Cancer : nouvelles molécules et prévention, les pistes mondiales d’un combat multifront
L’oncologue Silvio Garattini insiste sur le poids du mode de vie, tandis que des études russe et internationale redonnent espoir avec un vermifuge revisité et des coupe-faim protecteurs, sur fond de progrès italiens.

Depuis l’Argentine jusqu’à la Russie, en passant par l’Italie et l’Iran, un même front se dessine contre le cancer, mêlant le rappel à la responsabilité individuelle et les percées de la pharmacologie. Interrogé par un média de Buenos Aires, l’oncologue italien Silvio Garattini, fondateur de l’Institut Mario Negri et toujours actif à 97 ans, assène un chiffre qui interpelle : « Le 40 % des cancers sont dus à notre mode de vie actuel ». Tabac, alcool, obésité, sédentarité et mauvaise alimentation forment, selon lui, une toile de fond évitable que le marché brouille par une confusion informationnelle constante [A1].
En Italie, un colloque organisé lors de la Semaine de la santé de Milan a rappelé que la bataille se gagne aussi par le diagnostic précoce et l’innovation thérapeutique : la survie à cinq ans pour le cancer du sein y atteint désormais environ 86 %, l’un des taux les plus élevés d’Europe. Toutefois, une femme sur cinq voit la maladie réapparaître dans les dix ans suivant le diagnostic, ce qui exige une gestion continue et une implication active des patientes au sein de l’équipe de soins [A2].
À l’Est, les laboratoires explorent des voies inattendues. Une synthèse russe de vingt-deux études, publiée dans le British Journal of Clinical Pharmacology, montre que le mébendazole, un vermifuge courant, ralentit la croissance de plusieurs tumeurs cérébrales – glioblastome, médulloblastome, gliome diffus de la ligne médiane – et double le taux de survie chez la souris. Le médicament désorganise la charpente cellulaire, bloque la formation de vaisseaux sanguins et, associé à la radiothérapie, a permis dans certains cas d’éliminer complètement les tumeurs sur le long terme [A4].

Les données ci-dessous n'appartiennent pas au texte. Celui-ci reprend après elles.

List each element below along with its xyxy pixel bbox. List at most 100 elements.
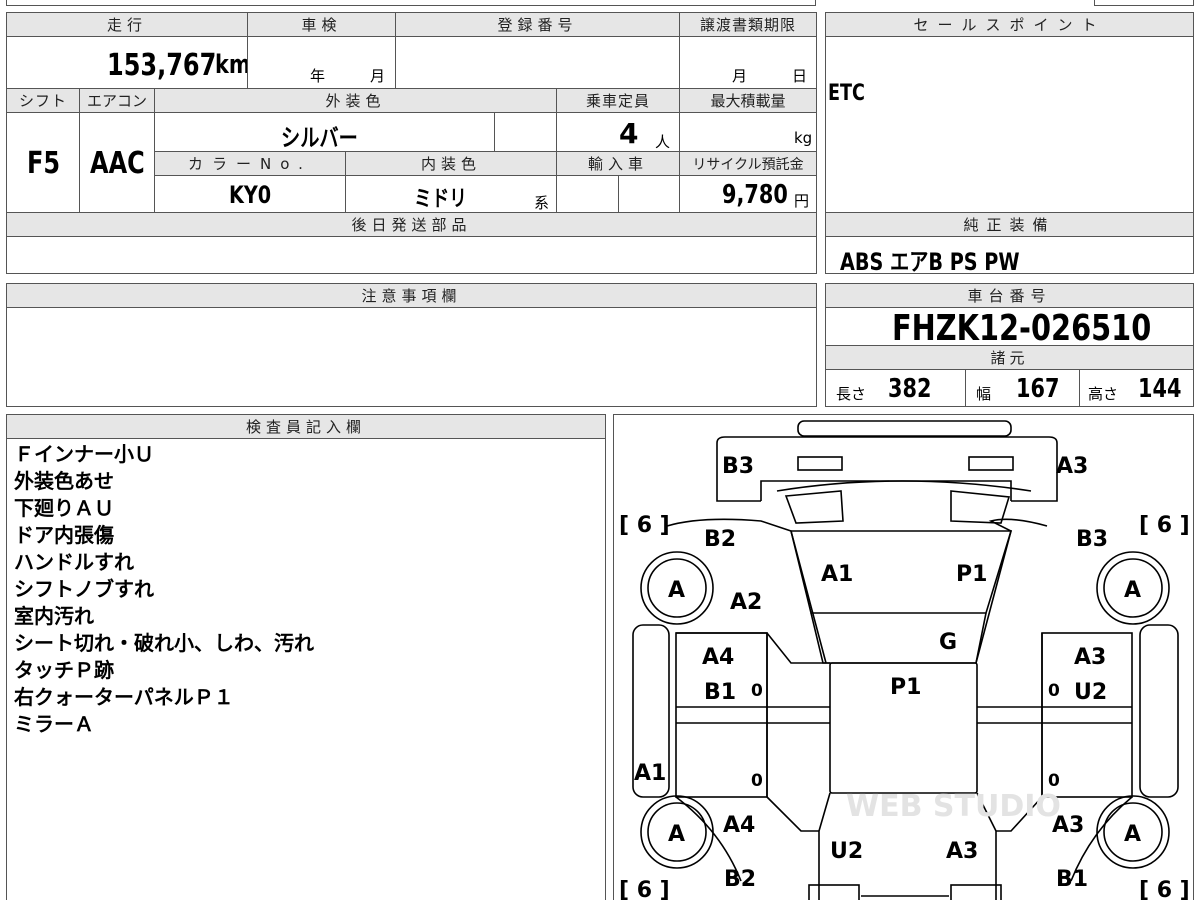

Une autre classe de molécules suscite un espoir parallèle. Des recherches présentées lors du plus grand congrès mondial de cancérologie, relayées depuis Téhéran, indiquent que les agonistes du GLP-1, les fameux médicaments contre l’obésité, réduisent de 30 % le risque de cancer du sein. Dans le même esprit, une seconde étude montre que l’ajout de ces traitements au parcours de soins renforce leur potentiel préventif et thérapeutique [A6].
C’est donc un maillage inédit qui se tisse entre la discipline comportementale prônée par Garattini, les acquis des politiques de dépistage transalpines, la réinvention de molécules anciennes par la science russe et l’essor des coupe-faim protecteurs. Dans un monde où les systèmes de santé peinent à harmoniser prévention et traitement, ce kaléidoscope d’approches rappelle que le cancer se combat autant dans l’assiette et l’exercice que dans les éprouvettes. Reste à traduire ces signaux fragmentés en une stratégie véritablement globale, capable d’atténuer les disparités Nord-Sud et de donner corps à cette promesse : faire de la survie une guérison durable.
Comment la même histoire est racontée ailleurs.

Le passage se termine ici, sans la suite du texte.